Faculty Research Speaker Series

Parag A. Pathak

Professor of Microeconomics, MIT
TBD
Apr 10, 2019

Parag A. Pathak is the Jane Berkowitz Carlton and Dennis William Carlton Professor of Microeconomics at MIT, found­ing co-director of the NBER Working Group on Market Design, and founder of MIT’s School Effectiveness and Inequality Initiative (SEII), a laboratory focused on education, human capital, and the income distribution.  In 2005, based on work in his PhD thesis, Boston’s school committee adopted a new mechanism for student placement, citing the desire to make it easier for participants to navigate and to level the playing field for the city’s families.  He has also helped to design the Chicago, Denver, Newark, New Orleans, New York, and Washington DC school choice systems.  

His work on mar­ket design and edu­ca­tion was rec­og­nized with a Presidential Early Career Award for Scientists and Engineers and an Alfred P. Sloan Fellowship.  In 2012, he was selected to give the Shapley Lecture at GAMES2012 as a dis­tin­guished game the­o­rist under age 40.   In 2013, he was appointed as Mayor Thomas Menino’s chief technical advisor for Boston’s student assignment plan.  Under his direction, SEII provided a formal analysis of different alternatives, which eventually led to the most significant change in Boston’s school choice system since the end of court-ordered busing.  The IMF listed him as one of 25 top economists under age 45 in 2014.  He was awarded the 2016 Social Choice and Welfare as the top young scholar in social choice and welfare economics together with Fuhito Kojima and elected a Fellow of the Econometric Society.  In addi­tion to gen­er­at­ing aca­d­e­mic pub­li­ca­tions that study, develop, and test dif­fer­ent student assign­ment sys­tems, Pathak’s research work has directly affected the lives of over one mil­lion pub­lic school students. In 2018, the American Economic Association awarded him the John Bates Clark Medal as the best American economist under age 40.  

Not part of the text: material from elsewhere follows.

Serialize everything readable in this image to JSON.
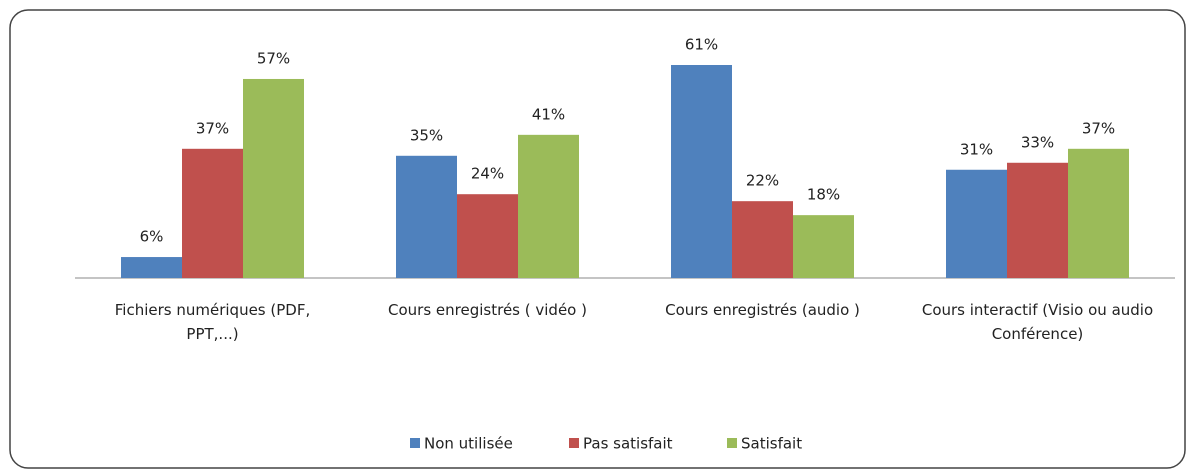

Pathak also studies K-12 education and urban economics.  He has authored leading studies on charter schools, high school reform, selective education, vouchers, and school choice.  In urban economics, he has measured the effects of foreclosures on house prices and how the housing market reacted to the end of rent control in Cambridge MA.

Pathak’s research has been supported by research grants from the National Science Foundation, the WT Grant Foundation, the Laura and John Arnold Foundation, the Boston Foundation, and the Lincoln Institute for Land Policy.  He has served as an Associate Editor at the American Economic Review, Journal of Political Economy, and Econometrica.